I recently moved to Austin and am seeking a new group. I'm 30,
married, soon-to-be-homeowner, have social skills, and bathe
regularly.

The group should not be munchkin, not (primarily) a hack-n-slash, nor
have rules-lawyering players or GMs.

I play/have played:

D&D 2nd,3rd editions
GURPS
Shadowrun
Savage Worlds
WEG/D20 Star Wars

Willing to GM a game, but would prefer to start as a player.


----------



## nocanes (Jul 14, 2006)

*Availability*

What nights/days are you free for a weekly game?


----------



## Jim Hague (Aug 29, 2006)

We've got a True20-based 7th Sea game that runs every other Friday starting in a couple of weeks, Dieter.  Drop a line to jamesroberthague@gmail.com if you're interested.


----------



## taliesin15 (Sep 3, 2006)

I've got a basic 1st lvl campaign pretty mapped out that I've run with a couple of groups, mostly 3.5 AD&D (a few 3.0 bits, with some house rule variants), that I'd like to start up with a new group. Its fairly high magic oriented, technology roughly "Dark Ages", and pretty much British in flavor (Celts, Brits, Saxons, Vikings with all their pantheons). Core trad races only.
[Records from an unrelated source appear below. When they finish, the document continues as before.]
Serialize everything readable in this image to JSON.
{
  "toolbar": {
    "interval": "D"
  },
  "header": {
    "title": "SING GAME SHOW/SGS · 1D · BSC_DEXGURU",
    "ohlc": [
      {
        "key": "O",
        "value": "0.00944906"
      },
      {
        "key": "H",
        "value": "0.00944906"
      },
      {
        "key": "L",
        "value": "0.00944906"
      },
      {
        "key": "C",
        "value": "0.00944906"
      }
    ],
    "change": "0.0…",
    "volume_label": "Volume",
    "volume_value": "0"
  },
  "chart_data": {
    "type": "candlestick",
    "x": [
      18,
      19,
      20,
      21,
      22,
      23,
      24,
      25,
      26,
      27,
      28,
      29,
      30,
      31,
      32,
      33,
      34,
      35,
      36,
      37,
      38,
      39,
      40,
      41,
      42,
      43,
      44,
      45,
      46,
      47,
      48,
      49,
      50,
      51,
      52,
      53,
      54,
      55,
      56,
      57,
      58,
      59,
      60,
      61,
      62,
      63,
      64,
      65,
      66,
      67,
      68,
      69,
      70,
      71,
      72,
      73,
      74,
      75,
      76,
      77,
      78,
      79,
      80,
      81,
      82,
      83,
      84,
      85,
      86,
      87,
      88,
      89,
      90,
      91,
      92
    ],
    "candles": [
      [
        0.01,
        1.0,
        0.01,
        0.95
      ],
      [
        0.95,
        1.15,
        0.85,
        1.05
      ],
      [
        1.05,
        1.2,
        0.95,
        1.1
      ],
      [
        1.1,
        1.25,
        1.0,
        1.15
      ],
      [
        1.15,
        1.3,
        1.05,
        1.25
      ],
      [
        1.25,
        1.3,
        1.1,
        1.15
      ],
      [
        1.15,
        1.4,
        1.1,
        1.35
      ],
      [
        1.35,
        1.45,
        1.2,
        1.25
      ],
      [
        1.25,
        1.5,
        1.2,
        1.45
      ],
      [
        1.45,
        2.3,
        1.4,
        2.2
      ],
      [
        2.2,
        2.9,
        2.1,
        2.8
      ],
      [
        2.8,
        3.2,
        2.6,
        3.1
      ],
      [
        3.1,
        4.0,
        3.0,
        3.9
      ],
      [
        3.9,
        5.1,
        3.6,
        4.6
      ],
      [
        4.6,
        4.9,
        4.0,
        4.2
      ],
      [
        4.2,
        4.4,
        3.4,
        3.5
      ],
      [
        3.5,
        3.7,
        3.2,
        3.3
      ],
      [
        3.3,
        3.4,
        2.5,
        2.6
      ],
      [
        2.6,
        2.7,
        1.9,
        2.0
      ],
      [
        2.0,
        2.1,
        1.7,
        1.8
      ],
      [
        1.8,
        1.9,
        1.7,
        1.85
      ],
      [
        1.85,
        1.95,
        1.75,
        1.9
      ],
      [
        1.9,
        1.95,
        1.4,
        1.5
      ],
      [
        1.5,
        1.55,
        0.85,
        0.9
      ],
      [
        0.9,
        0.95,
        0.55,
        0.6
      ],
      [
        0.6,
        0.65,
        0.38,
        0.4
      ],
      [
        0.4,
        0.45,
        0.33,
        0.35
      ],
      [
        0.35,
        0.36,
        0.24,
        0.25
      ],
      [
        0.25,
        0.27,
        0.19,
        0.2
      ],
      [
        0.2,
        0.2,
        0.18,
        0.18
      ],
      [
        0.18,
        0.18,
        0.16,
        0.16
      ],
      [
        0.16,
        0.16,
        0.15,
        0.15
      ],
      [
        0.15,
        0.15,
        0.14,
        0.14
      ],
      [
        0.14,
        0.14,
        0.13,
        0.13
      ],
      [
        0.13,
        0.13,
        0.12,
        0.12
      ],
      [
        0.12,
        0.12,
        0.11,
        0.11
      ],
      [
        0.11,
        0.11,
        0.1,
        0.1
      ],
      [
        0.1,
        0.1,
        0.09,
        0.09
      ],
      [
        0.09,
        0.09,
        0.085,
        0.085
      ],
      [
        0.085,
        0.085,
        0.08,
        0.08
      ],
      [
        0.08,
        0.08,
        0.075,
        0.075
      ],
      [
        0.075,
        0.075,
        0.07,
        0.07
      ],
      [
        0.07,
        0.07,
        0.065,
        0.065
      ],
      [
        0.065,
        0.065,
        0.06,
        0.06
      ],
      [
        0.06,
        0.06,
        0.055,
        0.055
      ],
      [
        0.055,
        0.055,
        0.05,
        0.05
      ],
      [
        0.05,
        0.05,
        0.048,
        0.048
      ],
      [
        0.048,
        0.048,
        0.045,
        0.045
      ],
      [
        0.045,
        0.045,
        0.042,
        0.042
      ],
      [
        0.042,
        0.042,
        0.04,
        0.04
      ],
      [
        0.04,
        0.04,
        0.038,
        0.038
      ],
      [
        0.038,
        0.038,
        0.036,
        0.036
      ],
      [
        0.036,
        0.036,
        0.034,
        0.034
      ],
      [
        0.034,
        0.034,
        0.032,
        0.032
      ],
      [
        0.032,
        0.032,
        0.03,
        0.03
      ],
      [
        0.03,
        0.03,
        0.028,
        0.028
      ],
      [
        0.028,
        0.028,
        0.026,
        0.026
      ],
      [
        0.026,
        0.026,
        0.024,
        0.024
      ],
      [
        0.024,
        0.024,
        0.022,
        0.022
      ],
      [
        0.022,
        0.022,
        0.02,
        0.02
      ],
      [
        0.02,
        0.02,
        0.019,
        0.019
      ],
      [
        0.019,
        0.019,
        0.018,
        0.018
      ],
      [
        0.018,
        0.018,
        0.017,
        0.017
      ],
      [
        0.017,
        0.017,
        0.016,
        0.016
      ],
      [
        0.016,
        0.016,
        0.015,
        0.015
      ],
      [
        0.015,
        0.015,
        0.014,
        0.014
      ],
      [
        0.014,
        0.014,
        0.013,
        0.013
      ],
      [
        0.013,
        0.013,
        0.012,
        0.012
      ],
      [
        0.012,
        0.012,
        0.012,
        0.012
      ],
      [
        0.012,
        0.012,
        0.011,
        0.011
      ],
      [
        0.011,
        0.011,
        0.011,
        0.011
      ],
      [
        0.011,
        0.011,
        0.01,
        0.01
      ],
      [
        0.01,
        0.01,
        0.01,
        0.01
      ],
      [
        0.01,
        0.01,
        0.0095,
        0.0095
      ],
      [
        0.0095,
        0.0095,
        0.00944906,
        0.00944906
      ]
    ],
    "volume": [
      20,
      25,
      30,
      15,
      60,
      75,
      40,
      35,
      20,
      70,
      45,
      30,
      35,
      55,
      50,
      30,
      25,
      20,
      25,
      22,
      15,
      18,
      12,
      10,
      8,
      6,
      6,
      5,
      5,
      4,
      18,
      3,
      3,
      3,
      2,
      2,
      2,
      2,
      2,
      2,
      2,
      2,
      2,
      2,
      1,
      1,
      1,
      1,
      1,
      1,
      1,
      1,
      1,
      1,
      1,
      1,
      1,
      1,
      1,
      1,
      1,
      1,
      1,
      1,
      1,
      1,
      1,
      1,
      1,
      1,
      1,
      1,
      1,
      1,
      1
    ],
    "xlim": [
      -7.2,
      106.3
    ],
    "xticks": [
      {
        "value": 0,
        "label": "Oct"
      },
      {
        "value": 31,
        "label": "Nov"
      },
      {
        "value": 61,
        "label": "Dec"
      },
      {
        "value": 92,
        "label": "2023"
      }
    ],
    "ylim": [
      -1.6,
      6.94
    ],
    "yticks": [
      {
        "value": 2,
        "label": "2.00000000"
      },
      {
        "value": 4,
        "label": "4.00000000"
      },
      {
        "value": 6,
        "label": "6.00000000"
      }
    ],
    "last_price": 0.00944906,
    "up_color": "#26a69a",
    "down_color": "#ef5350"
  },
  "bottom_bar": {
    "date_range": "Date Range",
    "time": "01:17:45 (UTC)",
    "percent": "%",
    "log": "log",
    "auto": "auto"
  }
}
Good location in South Austin.


----------



## mikeut2k3 (Sep 12, 2006)

*Eberron Group Starting*

We have 4 players and 1 DM currently.  Looking to fill 1-2 more players in to start on Saturday Nights from 6pm to 10 or Midnight (depending on how everyone feels).  It is a serious group, no beer, but it relaxed and laid back.  We will be located near Duval/183 not far from Thor's Hammer (NW Austin).  Please email me at mikeut2k3@hotmail.com if interested as I will not be checking this thread too often.

Eberron Setting
3.5 Rules dnd


----------